# A Pair Of Little Bear's



## Pawpawsailor (Jun 8, 2012)

Please take a look...


----------



## Quercusuber (Nov 10, 2011)

Awesome video!!!!

I know what you mean: I've once did a trade with Littlebear and I can say that is work is one of the most artistic and perfect in the slingshot hobby!!!! You're truly a lucky man 

Yeah, and I know ...I have also several slingshots that I'm afraid to shoot. You could say that sometimes the beauty surpasses the practical (even if they are great shooters)

Cheers ...Q


----------



## capnjoe (Jun 3, 2012)

Hear Hear! Harrumph, and you got that right, buddy.
Little Bear has the skills to pay the bills. Incredible workmanship.


----------



## ultravisitor (Oct 21, 2012)

Well said!


----------



## Sofreto (May 10, 2012)

Beautiful...


----------



## rapidray (Dec 15, 2012)

the PFS is very nice! I like the color...it even matches your throw rug on the floor! enjoy!


----------



## treefork (Feb 1, 2010)

Oh ya!


----------



## popedandy (Sep 14, 2012)

Little Bear does outstanding work.
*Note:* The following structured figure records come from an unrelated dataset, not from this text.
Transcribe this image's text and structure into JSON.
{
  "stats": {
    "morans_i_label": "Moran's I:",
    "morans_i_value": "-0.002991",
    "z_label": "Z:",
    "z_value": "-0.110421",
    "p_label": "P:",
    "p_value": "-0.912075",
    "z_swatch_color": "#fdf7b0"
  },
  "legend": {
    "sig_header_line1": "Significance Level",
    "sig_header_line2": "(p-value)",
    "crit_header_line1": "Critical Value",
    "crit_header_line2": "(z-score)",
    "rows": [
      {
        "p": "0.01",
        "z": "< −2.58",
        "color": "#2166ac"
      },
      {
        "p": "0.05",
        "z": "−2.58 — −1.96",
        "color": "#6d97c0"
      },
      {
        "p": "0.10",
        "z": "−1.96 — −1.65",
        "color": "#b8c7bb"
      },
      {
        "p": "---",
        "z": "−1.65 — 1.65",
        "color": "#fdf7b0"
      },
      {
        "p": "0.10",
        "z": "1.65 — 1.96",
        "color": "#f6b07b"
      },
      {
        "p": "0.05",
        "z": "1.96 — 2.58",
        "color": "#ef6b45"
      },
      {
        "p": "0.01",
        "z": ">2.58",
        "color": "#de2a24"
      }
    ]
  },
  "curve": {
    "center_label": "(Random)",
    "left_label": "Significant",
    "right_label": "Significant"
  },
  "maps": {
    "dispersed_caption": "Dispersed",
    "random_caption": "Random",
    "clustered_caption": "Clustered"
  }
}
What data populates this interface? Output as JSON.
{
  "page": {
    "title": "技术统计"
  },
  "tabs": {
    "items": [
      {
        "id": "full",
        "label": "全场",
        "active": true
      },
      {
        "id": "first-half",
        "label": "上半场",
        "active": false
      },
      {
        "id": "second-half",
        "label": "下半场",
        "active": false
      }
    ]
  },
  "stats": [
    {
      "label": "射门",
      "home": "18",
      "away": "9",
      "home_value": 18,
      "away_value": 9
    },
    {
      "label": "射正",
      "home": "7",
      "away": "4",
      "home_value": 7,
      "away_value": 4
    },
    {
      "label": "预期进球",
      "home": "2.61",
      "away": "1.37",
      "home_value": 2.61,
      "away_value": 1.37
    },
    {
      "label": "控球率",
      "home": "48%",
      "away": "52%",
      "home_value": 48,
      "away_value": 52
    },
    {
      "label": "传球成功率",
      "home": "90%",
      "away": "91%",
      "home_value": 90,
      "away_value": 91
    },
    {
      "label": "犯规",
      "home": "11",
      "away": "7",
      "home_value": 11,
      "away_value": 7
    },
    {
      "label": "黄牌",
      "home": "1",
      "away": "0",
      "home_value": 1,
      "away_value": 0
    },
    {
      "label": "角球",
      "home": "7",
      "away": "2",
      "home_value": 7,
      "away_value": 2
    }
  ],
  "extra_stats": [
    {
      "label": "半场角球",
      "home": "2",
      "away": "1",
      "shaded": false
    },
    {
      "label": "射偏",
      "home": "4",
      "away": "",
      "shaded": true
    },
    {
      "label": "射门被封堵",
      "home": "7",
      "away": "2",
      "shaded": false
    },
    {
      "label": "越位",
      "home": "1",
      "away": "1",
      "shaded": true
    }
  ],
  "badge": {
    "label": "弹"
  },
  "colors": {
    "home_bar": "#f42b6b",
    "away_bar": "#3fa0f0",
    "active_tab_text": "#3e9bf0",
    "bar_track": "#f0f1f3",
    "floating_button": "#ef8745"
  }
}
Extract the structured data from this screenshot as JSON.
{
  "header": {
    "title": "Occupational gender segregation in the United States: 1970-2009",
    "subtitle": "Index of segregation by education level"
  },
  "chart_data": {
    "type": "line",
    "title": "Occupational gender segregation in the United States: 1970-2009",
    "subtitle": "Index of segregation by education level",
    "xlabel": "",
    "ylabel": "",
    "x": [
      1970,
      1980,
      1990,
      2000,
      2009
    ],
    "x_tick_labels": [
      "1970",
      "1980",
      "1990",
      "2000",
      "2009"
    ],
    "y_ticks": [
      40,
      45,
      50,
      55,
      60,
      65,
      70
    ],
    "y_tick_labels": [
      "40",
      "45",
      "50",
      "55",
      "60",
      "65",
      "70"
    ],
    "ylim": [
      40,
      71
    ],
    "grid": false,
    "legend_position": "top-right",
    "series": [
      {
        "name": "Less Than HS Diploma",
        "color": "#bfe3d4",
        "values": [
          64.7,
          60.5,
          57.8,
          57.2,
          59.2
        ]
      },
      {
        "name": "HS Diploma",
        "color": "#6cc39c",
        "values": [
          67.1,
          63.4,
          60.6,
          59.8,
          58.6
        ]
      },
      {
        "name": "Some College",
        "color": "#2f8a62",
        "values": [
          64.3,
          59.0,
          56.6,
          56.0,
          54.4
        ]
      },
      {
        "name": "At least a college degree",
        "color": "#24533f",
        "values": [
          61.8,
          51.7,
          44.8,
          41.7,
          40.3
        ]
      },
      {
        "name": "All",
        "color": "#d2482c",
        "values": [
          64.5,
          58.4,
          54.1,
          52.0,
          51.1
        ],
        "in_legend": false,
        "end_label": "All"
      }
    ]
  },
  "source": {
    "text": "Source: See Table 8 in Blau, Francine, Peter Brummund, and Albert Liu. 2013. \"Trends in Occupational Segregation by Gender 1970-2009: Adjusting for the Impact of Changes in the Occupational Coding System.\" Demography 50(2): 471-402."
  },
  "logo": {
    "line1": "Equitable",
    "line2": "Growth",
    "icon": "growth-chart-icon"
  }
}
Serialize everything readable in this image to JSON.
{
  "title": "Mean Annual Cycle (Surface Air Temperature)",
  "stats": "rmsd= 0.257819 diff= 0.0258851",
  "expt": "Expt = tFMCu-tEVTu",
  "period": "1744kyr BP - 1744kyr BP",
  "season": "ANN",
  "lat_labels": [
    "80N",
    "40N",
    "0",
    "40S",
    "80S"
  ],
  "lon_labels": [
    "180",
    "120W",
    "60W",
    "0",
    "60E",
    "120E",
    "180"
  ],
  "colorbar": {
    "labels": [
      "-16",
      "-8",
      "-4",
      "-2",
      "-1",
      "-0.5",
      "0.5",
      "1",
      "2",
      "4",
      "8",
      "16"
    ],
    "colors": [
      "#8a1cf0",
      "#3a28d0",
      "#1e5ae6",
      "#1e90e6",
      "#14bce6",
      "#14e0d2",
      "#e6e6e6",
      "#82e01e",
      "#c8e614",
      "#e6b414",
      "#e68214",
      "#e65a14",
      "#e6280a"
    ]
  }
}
That is a beautiful looking pair!


----------



## NightKnight (Dec 16, 2009)

Great slingshot! And an awesome, and quite thorough review!


----------



## bigron (Nov 29, 2012)

sweet shooters


----------



## Mr.Teh (Feb 28, 2012)

..very good work, i like it


----------



## Prokidsco (Dec 7, 2012)

How can we buy one?


----------



## Pawpawsailor (Jun 8, 2012)

Prokidsco said:


> How can we buy one?


Contact Little Bear


----------



## Prokidsco (Dec 7, 2012)

Pawpawsailor said:


> How can we buy one?


Contact Little Bear[/quote]

I did a search for him and it did not find him....


----------



## Mr.Teh (Feb 28, 2012)

Prokidsco said:


> Pawpawsailor said:
> 
> 
> > Prokidsco said:
> ...


Hello Prokidsco, you find him in the members list, send a pm 

Welcome to the forum !


----------